Raccontaci come ti sei preparato per interpretare Matteo…

«All'inizio era la creazione di un fantasma, per cui ho cercato di ragionare innanzitutto sull'aspetto proprio “zoologico” di un animale recluso. Diciamo che la vita che faccio quando vado in tournée mi ha potuto avvicinare a questa idea di albergo perenne. Il nostro lavoro è sostituirci un po’ all’esperienza da interpretare: se devo fare il falegname cerco di lavorare il legno. Matteo rimanda un po’ a personaggi shakespeariani, ma forse non a caso li cito perché questa idea della fame di potere, dell'ambizione è un tema forte proprio della produzione shakespeariana.
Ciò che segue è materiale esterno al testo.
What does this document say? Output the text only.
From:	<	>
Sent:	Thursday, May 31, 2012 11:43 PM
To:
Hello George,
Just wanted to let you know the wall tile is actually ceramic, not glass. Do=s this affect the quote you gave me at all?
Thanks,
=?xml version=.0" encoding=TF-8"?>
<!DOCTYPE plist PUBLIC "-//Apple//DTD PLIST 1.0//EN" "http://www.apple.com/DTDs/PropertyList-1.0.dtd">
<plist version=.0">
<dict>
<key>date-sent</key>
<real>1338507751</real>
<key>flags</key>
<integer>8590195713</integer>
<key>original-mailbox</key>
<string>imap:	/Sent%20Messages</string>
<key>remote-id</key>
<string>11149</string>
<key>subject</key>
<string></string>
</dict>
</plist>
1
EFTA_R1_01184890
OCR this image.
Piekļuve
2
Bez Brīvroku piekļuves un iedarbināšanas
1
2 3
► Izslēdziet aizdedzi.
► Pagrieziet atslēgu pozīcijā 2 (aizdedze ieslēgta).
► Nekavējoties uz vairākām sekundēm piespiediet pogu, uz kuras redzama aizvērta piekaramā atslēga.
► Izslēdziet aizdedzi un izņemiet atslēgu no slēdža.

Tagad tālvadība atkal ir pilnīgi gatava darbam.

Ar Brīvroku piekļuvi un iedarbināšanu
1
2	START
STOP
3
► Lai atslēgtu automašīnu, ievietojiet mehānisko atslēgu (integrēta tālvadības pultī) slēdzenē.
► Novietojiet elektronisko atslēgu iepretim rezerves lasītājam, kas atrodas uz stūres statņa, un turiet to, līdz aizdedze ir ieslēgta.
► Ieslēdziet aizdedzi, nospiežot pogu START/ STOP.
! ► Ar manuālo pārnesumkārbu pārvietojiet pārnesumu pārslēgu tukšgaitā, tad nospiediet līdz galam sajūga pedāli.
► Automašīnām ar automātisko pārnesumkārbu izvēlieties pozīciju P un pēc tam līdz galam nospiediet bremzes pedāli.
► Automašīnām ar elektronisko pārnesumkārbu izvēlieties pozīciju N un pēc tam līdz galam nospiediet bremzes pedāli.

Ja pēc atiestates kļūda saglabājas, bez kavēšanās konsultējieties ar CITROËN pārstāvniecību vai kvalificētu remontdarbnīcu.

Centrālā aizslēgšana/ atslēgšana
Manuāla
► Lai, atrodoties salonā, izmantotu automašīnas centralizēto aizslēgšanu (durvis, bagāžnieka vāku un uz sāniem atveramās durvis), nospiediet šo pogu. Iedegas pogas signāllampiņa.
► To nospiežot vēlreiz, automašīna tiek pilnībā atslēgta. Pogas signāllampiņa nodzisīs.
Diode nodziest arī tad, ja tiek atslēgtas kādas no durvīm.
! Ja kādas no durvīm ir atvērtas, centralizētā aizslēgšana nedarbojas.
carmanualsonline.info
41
Lui è una specie di narciso patologico ossessionato dal fatto che nessuno è alla sua altezza. E con questa distanza che lo separa dal poter risolvere le cose, è convinto che vada tutto male e vive in una lamentela perenne. Il film è una storia che serpeggia tra imprenditoria pulita, imprenditoria sotterranea e istituzioni, quindi è la storia del nostro Paese, non è la storia del mafioso, è una giostra di persone, di esseri umani, di personaggi che cercano ciascuno il proprio profitto alle spese di qualcun altro».

Oggi Elio Germano e Antonio Piazza saranno a Milazzo e a Messina per dialogare col pubblico: appuntamento a Milazzo alle 18.30 al multisala The Screen Cinemas; a Messina alle 20.15 alla Multisala Apollo e alle 21.15 al The Screen Cinemas di Tremestieri. La pellicola uscirà nelle sale di tutta Italia giovedì ed è prodotta da Indigo Film con Rai Cinema.